PRESSE. Etre heureux pendant la crise, ça se mesure?

Par Florent Blanc. Au détour de la lecture du Monde du 26 mars 2012, une page retient mon attention en particulier : il y est question de croissance (avec un bel entretien de Dennis Meadows, chercheur au MIT et contributeur des travaux sur la croissance du Club de Rome) mais aussi d’un indice du bonheur. Un encadré sobrement intitulé « Comment va la vie ? L’autre indicateur de la richesse de l’OCDE » (ici), présente en effet la dernière variable mise en œuvre pour proposer une autre mesure de croissance, humaine cette fois-ci.

Les crises économiques, que caractérisent les fluctuations de la croissance, affectent, c’est une évidence, la perception des citoyens de leur qualité de vie présente mais également future. En ce sens, il convient de s’interroger sur le lien qui existe, plus concrètement, entre la situation de crise dont de nombreux pays de l’OCDE font l’expérience actuellement et le sentiment des populations.
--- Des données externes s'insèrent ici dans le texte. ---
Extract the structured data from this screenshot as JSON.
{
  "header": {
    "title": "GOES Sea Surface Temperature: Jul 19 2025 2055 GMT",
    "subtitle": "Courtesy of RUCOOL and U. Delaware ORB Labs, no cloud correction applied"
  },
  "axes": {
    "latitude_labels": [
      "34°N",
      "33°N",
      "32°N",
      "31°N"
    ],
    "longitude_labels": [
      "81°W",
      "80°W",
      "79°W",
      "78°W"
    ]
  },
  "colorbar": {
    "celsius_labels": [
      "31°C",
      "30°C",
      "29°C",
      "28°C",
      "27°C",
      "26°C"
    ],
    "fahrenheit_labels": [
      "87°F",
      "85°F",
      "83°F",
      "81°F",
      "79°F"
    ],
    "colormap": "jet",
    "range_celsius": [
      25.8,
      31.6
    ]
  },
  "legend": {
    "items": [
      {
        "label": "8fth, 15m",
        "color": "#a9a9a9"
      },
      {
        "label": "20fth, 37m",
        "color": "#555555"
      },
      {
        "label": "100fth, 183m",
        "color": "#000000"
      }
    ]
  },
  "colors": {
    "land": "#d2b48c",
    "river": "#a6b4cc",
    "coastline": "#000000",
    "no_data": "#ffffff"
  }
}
Plusieurs hypothèses sont possibles: il est possible d’être satisfait de sa qualité de vie même en période de crise économique ou alors cette dernière représente, selon les indices choisis, une influence considérable sur l’idée de bonheur.

Les citoyens grecs qui battent le pavés depuis l’été 2011, tout autant que les salariés de Fralib (http://cgt.fralibvivra.over-blog.com/), plus proches de nous, témoignent, chacun à leur façon, de l’inquiétude humaine générée quand les Etats et les groupes industriels suivent avec insistance l’évolution des prédictions de croissance.

Dans le fracas des déclarations pessimistes, il existe un certain nombre de voix qui font entendre une préoccupation pour l’idée de bonheur et les instruments de sa mesure. Les travaux de la commission Stiglitz-Sen-Fitoussi (2010) avaient constitué une avancée notable venant supplémenter l’Indice de Développement Humain (IDH) développé par Amartya Sen et Mahbub ul Haq pour le Programme des Nations Unies pour le Développement en 1990.

Dans le cadre de Territoires de paix, vous pourrez constater que l’Ecole de la paix a choisi d’ouvrir, à ce stade du projet, les critères pour analyser l’idée de paix et sa déclinaison à l’échelle des territoires humains. L’économie tout autant que les indices permettant de mesurer l’idée de paix, de bien-être, de la qualité du vivre-ensemble ou d’harmonie nous intéressent donc tout particulièrement.

La lecture de l’encadré du Monde nous apprend que l’OCDE a créé cet indice en 2011 pour palier aux limites d’une croissance mesurée seulement à l’aune du PIB. Si l’équipe de contributeurs du
projet territoires de paix se penchera très certainement prochainement sur les travaux des économistes du bonheur de la commission Stiglitz, Fitoussi, Sen, l’article mentionne effectivement que c’est en référence au rapport de ces trois experts que l’indice fait expressément référence. Pour les trois hommes, la croissance d’une société se mesurerait aussi au bien-être et au progrès social.

C’est donc cette qualité de la vie que l’OCDE cherche à mettre en équation en intégrant des données concernant l’environnement, la qualité de l’eau, ou l’espérance de vie scolaire.

L’indice nouveau intègre donc pas moins de onze catégories qui combinées contribuent à mesurer le bien-être ou la qualité de la vie : logement, revenu, emploi, communauté, éducation, environnement, gouvernance, santé, satisfaction à l’égard de la vie, sécurité économique, et équilibre travail-famille.

L’une des nouveautés de cet indice, c’est l’effort pédagogique, il faut bien le noter, puisque l’indice se présente sous la forme d’un site interactif. L’internaute peut donc, en pondérant chacune des onze catégories prises en compte, créer son propre better life index. Le résultat prend ensuite la forme d’une fleur à onze pétales. Plus avant, l’OCDE ouvre ses données au public pour une première mise en œuvre des principes de l’open data dont nous vous reparlerons bientôt.